2020-Melissa Dell (Harvard): İktisat tarihi, kurumsal ve politik iktisat alanlarında ampirik çalışmalar yapıyor.

2019-Emi Nakamura (Berkeley): Mikro ölçekli, yüksek frekanslı büyük veri setlerini kullanarak, para ve maliye politikalarıyla ilgili makroekonomik sonuçlar çıkarmaya çalışıyor.

2018-Parag Pathak (MIT): Mekanizma dizaynı teorisini kullanarak, başta eğitim alanında olmak üzere iktisadi ve sosyal sorunlara çözümler üretiyor.

2017-Dave Donaldson (MIT): Kalkınma ve ticaret konularında veriye dayalı yenilikçi çalışmaları sebebiyle ödül almış.

Son yıllarda iktisat teorisini pratik sorunlara çözüm üretmekte kullanan ve veriye dayalı çalışmalar yapan iktisatçılar ödül kazanmış. Demek ki günümüzde bu revaçta.

13 Haziran 2021 Pazar

Yapay zeka, otomasyon ve çalışma

Dünyada iktisadi dönüşüm konusunda yapay zeka, otomasyon, robot gibi teknolojik unsurların etkisi son yıllarda ilgi görüyor. "İşlerimizi mi alacaklar?" sorusu artık robotlar için soruluyor. Eskiden daha çok küreselleşme bağlamında Çinliler'den korkulurdu. Daha da eskiden, sanayileşme sürecinde traktöre bakan köylü ve yeni makinelere bakan işçi de benzer korkular yaşamıştır. Öne çıkan unsurlar değişse de meselenin özü aynı. Serbest ticaret ve teknolojik yeniliklerle beraber sektörler yükselir veya geriler, yeni iş alanları ortaya çıkar, sermaye ve emek yer değiştirir. Bir yandan genel bir üretkenlik ve refah artışı yaşanırken, diğer yandan değişime uyum sağlayamayanlar ve onun nimetlerinden az pay alanlar olur. Eşitsizlikler ve toplumsal rahatsızlıklar ortaya çıkar. Sorunlara çözüm olacak politikalara ihtiyaç duyuldukça o konudaki akademik çalışmalar da artar.    

Yapay zeka ve otomasyon konusunda çalışan önemli iktisatçılardan biri Daron Acemoğlu.

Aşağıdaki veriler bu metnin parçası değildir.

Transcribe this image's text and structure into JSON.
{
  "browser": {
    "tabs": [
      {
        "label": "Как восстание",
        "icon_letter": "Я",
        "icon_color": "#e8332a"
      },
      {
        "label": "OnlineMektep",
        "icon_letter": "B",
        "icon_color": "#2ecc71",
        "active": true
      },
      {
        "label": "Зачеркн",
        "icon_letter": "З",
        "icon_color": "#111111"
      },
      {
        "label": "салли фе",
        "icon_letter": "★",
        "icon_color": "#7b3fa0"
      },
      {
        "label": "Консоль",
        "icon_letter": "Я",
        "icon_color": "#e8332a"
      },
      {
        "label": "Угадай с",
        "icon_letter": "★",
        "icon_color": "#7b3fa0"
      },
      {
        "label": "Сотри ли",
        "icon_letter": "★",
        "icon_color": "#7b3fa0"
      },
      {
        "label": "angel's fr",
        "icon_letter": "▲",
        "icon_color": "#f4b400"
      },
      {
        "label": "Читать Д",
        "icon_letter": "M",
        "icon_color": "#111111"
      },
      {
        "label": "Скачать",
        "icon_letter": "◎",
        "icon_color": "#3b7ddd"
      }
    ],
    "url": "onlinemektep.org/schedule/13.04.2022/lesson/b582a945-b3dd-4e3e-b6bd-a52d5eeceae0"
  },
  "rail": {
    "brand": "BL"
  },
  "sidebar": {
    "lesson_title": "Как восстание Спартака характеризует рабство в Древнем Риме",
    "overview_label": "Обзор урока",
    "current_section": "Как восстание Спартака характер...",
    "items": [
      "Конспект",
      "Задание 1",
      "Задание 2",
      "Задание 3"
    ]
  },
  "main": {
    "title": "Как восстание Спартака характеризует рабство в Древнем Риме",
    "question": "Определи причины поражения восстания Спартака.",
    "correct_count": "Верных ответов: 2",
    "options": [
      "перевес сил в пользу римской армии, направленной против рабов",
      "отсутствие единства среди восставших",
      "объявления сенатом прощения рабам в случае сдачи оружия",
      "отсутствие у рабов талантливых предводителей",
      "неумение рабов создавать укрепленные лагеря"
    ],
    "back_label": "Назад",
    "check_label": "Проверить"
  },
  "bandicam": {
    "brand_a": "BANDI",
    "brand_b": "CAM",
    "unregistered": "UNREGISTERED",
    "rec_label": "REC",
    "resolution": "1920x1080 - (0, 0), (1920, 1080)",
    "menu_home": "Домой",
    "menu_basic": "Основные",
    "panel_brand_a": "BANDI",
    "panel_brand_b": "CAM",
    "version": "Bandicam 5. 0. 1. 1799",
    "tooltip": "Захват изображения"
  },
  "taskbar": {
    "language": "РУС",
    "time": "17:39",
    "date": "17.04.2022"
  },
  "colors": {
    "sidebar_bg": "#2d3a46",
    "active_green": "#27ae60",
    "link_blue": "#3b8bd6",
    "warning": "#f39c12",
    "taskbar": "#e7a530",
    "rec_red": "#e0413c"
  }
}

Teknolojik değişimin işgücü talebine etkisi ve ortaya çıkan fayda ve zorluklar konusunda, kendisinin Pascual Restrepo ile birlikte yazdığı güzel bir makale var. Konuyu ana hatlarıyla açıklayan akademik bir eser arayanlar faydalanabilir. "The Economics of Artificial Intelligence: An Agenda" adlı kitapta bir bölüm olarak yayımlanan makale "Artificial Intelligence, Automation, and Work" adını taşıyor. Linki şurada.

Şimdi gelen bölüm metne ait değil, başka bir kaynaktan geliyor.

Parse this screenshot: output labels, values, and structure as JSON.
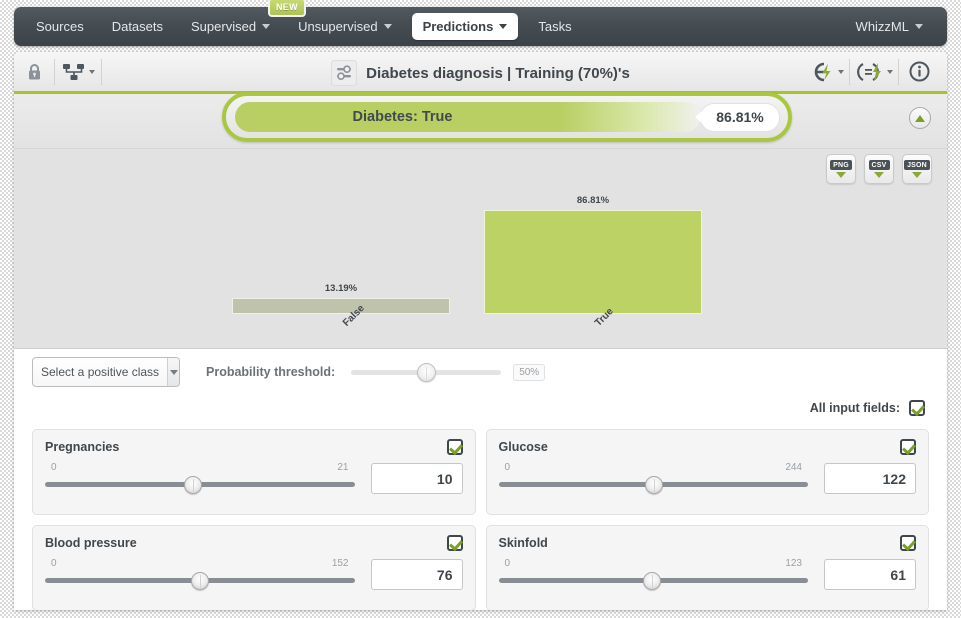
{
  "topnav": {
    "items": [
      {
        "label": "Sources",
        "has_caret": false,
        "active": false
      },
      {
        "label": "Datasets",
        "has_caret": false,
        "active": false
      },
      {
        "label": "Supervised",
        "has_caret": true,
        "active": false
      },
      {
        "label": "Unsupervised",
        "has_caret": true,
        "active": false
      },
      {
        "label": "Predictions",
        "has_caret": true,
        "active": true
      },
      {
        "label": "Tasks",
        "has_caret": false,
        "active": false
      }
    ],
    "new_badge": "NEW",
    "right_item": {
      "label": "WhizzML",
      "has_caret": true
    }
  },
  "titlebar": {
    "title": "Diabetes diagnosis | Training (70%)'s",
    "left_icons": [
      "lock-icon",
      "model-tree-icon"
    ],
    "right_icons": [
      "lightning-bolt-icon",
      "batch-prediction-icon",
      "info-icon"
    ],
    "title_icon": "prediction-sliders-icon"
  },
  "prediction": {
    "label": "Diabetes: True",
    "percent": "86.81%",
    "accent_color": "#a9c83f",
    "collapse_icon": "collapse-up-icon"
  },
  "downloads": [
    {
      "label": "PNG",
      "name": "download-png-button"
    },
    {
      "label": "CSV",
      "name": "download-csv-button"
    },
    {
      "label": "JSON",
      "name": "download-json-button"
    }
  ],
  "chart_data": {
    "type": "bar",
    "title": "",
    "xlabel": "",
    "ylabel": "",
    "categories": [
      "False",
      "True"
    ],
    "values": [
      13.19,
      86.81
    ],
    "value_labels": [
      "13.19%",
      "86.81%"
    ],
    "ylim": [
      0,
      100
    ],
    "grid": false,
    "legend": false,
    "colors": [
      "#bfc3ab",
      "#bcd264"
    ],
    "background": "#e2e2e2"
  },
  "controls": {
    "positive_class_placeholder": "Select a positive class",
    "threshold_label": "Probability threshold:",
    "threshold_value": "50%",
    "threshold_percent": 50
  },
  "all_input_fields": {
    "label": "All input fields:",
    "checked": true
  },
  "fields": [
    {
      "name": "Pregnancies",
      "min": "0",
      "max": "21",
      "value": "10",
      "fraction": 0.476,
      "checked": true
    },
    {
      "name": "Glucose",
      "min": "0",
      "max": "244",
      "value": "122",
      "fraction": 0.5,
      "checked": true
    },
    {
      "name": "Blood pressure",
      "min": "0",
      "max": "152",
      "value": "76",
      "fraction": 0.5,
      "checked": true
    },
    {
      "name": "Skinfold",
      "min": "0",
      "max": "123",
      "value": "61",
      "fraction": 0.496,
      "checked": true
    }
  ]
}
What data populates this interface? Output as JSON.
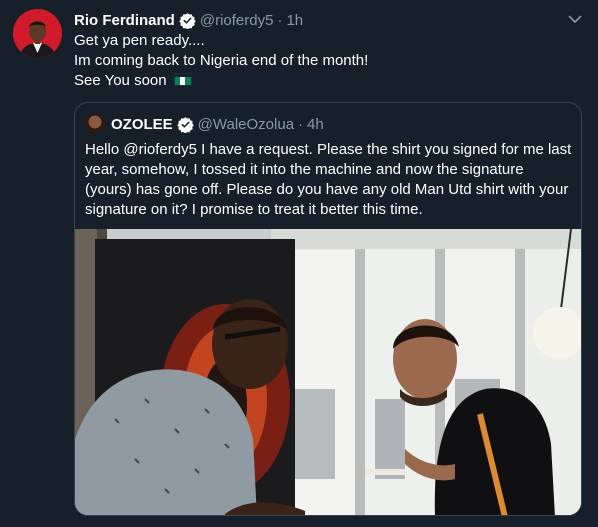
{
  "tweet": {
    "display_name": "Rio Ferdinand",
    "handle": "@rioferdy5",
    "separator": "·",
    "time": "1h",
    "verified_icon": "verified-badge-icon",
    "menu_icon": "chevron-down-icon",
    "lines": [
      "Get ya pen ready....",
      "Im coming back to Nigeria end of the month!",
      "See You soon"
    ],
    "flag": {
      "name": "nigeria-flag",
      "colors": [
        "#008751",
        "#ffffff",
        "#008751"
      ]
    }
  },
  "quote": {
    "display_name": "OZOLEE",
    "handle": "@WaleOzolua",
    "separator": "·",
    "time": "4h",
    "lines": [
      "Hello @rioferdy5 I have a request. Please the shirt you signed for me last",
      "year, somehow, I tossed it into the machine and now the signature",
      "(yours) has gone off. Please do you have any old Man Utd shirt with your",
      "signature on it? I promise to treat it better this time."
    ]
  },
  "colors": {
    "background": "#15202b",
    "text": "#ffffff",
    "secondary_text": "#8899a6",
    "border": "#38444d",
    "verified": "#ffffff"
  }
}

Makalede özetle, yapay zekanın daha önce gerçekleştirdikleri görevlerde insanların yerini alırken, telafi edici etkiler de yarattığına dikkat çekiliyor. Sermaye birikiminin çoğalması, çalışanlar için işgücü verimliliğinin artması ve yeni iş alanlarının yaratılması emeğe olan talebi ve ücretleri artıran gelişmeler olarak sayılıyor. Makineleşmenin işgücünü tarımdan sanayiye ve sanayiden hizmetlere kaydırması gibi, yapay zeka ve otomasyonun yaygınlaşmasıyla insan gücünün değerlendirileceği yeni alanların ortaya çıkacağı belirtiliyor. Elbette insanların yeni teknolojiler ve iş alanlarına yönelik beceriler kazanması ve piyasaların etkin işlemesini sağlayan bir kurumsal yapının olması dönüşümün sancılarını azaltmak açısından önemli. Bu da eğitim, sanayi ve işgücü politikalarında adımlar atmayı gerektiriyor.